爆裂BOX

ドント・ブリーズの爆裂BOXのレビュー・感想・評価

ドント・ブリーズ(2016年製作の映画)
4.4
サム・ライミ制作、リメイク版「死霊のはらわた」のフェデ・アルバレス監督によるサスペンス・スリラーです。とにかく終始緊迫感に包まれた作品になっています。
物語は強盗を繰り返している三人の若者たちが盲目の老人が自宅に大金を持っているという情報を掴んで盗みに入るが老人はとんでもなく強かった、という単純なものですが、とにかくスティーブン・ラング演じる盲目の老人が迫力十分で素晴らしいですね。文字通りのホームなのでスルスル行動して主人公達を追い詰めていきます。特に暗闇に包まれた地下室のシーンは大きな見せ場ですね。モノクロの映像の中で銃火が光った時だけ色が付く演出が面白いですね。黒目が大きくなったジェーン・レヴィの表情も印象に残ります。ちょっとでも音がすれば銃をバンバン撃ちまくり、元軍人だけあって肉弾戦もかなり強いです。アレックスとの戦いは見ごたえありました。それでも、超人的なありえないような強さってわけじゃないのがいいですね。あれだけバールでボコボコにされて地下室に突き落とされたのにすぐ退院できるだけの怪我で済むってタフすぎるでしょう。

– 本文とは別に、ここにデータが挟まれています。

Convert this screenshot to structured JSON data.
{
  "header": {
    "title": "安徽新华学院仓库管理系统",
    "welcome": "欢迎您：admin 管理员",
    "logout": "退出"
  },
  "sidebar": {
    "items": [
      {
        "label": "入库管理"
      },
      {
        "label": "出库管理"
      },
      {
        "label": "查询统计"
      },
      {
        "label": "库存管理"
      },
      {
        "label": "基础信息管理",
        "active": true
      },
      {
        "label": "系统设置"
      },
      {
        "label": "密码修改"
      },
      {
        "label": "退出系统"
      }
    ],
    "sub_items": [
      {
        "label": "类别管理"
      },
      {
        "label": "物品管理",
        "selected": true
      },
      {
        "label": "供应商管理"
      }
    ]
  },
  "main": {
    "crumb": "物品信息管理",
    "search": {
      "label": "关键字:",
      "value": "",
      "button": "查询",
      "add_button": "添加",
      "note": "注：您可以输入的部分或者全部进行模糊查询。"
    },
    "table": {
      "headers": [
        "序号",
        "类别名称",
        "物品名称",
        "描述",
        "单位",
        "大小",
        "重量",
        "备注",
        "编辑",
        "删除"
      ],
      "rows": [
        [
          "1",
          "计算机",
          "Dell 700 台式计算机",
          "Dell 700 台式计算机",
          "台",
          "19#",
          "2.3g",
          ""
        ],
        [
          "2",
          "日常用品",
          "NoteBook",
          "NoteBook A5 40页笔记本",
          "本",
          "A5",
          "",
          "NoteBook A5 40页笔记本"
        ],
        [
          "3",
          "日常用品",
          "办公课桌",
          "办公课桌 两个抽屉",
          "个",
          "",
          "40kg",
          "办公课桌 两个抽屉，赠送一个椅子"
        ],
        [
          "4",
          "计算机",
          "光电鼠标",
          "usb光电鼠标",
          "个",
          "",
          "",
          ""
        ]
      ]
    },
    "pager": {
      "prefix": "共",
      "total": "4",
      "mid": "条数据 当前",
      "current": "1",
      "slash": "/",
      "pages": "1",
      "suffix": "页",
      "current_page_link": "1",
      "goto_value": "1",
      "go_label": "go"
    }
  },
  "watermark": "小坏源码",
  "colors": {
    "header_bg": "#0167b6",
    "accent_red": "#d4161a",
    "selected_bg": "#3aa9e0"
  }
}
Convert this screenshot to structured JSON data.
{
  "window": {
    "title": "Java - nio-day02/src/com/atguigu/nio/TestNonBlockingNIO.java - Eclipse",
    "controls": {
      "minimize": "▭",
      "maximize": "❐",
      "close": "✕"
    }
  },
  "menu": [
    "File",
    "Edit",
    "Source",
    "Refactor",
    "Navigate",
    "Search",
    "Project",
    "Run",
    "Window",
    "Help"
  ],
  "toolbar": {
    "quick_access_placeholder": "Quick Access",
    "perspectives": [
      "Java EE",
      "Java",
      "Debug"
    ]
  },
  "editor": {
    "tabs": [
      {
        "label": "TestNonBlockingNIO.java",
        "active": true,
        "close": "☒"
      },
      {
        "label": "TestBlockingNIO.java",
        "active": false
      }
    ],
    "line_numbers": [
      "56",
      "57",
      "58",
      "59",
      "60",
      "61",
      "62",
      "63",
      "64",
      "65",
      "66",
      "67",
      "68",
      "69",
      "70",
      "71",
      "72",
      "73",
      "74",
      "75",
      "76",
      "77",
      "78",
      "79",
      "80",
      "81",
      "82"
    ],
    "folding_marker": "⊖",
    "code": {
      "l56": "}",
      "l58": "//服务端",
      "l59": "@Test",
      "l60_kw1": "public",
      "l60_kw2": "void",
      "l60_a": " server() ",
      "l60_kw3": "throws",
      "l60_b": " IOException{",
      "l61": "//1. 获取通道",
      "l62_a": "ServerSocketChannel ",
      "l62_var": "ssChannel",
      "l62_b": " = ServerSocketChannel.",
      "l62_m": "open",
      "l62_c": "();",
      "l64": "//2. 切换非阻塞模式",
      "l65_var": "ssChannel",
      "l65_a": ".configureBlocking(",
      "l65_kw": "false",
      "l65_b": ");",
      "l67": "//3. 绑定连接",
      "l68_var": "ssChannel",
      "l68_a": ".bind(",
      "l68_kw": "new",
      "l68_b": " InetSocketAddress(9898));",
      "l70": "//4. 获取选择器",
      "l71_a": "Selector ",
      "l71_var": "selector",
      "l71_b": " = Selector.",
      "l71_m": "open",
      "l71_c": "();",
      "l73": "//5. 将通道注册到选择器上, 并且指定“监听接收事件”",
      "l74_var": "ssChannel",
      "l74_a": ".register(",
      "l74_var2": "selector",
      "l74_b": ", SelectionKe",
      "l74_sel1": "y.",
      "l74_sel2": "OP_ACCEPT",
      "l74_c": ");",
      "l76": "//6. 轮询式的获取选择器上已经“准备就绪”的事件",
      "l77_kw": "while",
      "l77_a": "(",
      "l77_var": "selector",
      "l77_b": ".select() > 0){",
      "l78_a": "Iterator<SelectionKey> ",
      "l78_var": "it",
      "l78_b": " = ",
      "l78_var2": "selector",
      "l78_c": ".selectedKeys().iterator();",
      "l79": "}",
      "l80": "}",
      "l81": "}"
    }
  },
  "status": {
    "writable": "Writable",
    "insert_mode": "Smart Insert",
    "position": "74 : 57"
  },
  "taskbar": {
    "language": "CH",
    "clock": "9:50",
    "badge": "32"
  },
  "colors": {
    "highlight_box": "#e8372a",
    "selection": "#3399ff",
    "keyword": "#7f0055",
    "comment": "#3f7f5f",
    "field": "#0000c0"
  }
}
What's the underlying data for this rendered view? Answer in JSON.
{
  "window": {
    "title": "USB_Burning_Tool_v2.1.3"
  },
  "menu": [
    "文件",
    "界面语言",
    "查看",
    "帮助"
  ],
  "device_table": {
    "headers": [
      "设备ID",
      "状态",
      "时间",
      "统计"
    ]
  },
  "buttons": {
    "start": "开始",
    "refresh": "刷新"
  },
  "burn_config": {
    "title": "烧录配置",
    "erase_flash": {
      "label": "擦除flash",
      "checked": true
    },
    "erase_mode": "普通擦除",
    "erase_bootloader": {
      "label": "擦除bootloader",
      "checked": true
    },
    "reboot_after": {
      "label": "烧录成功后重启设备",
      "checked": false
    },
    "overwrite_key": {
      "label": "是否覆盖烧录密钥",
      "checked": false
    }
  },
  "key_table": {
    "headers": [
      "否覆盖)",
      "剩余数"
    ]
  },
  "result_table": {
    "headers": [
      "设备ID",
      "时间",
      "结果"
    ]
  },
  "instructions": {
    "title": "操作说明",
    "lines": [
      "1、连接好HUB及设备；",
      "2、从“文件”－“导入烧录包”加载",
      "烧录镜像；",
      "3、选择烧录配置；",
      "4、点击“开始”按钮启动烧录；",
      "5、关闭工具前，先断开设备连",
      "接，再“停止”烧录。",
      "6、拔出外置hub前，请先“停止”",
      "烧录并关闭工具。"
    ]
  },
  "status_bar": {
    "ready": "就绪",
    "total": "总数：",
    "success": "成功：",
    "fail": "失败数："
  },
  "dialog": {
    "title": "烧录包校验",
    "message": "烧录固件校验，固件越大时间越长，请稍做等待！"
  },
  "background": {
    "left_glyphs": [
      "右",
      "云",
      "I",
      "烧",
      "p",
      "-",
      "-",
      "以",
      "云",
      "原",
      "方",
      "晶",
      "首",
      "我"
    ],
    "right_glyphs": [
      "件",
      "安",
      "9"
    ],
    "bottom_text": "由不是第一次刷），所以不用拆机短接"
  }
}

主人公のロッキーは複雑な家庭環境や妹の為に何としても金を手に入れてこの環境から脱出したいという背景が語られますが、冒頭で割とノリノリで強盗してたので同情や感情移入はできないですね。アレックスはゆいいつまともで感情移入できそうなキャラですね。マネーは下劣なDQNという感じでしたけど最後は気骨見せましたね。正直主人公達は自業自得という感じでどうしても爺さんを応援してしまいますが、中盤地下室の秘密が明らかになると爺さんもかなりのサイコ野郎であることが分ります。あのスポイトとぶちこむシーンはキモかった。シンディは一番被害者っぽいですけど、親の金で無罪になってること考えるとこっちもクズではあるんですよね。登場人物殆どクズという(汗)でも、爺さんは主人公達のせいで金は盗まれるわ知られちゃいけない秘密知られて殺人しなきゃいけなくなるわやっぱり一番の被害者な気がします。後、番犬も大活躍でしたな。正直殺されちゃうかと思ったけどそうならなかったのは安心しました。怖いけど。
泥棒に入った家で異常な家主に返り討ちにあう展開や怖い番犬活躍など「壁の中に誰かがいる」と似てますね。影響受けてそうだけど。
最後もほんのり後味の悪さを漂わせますね。
シンプルながら緊迫感と恐怖感を感じさせる傑作ですね。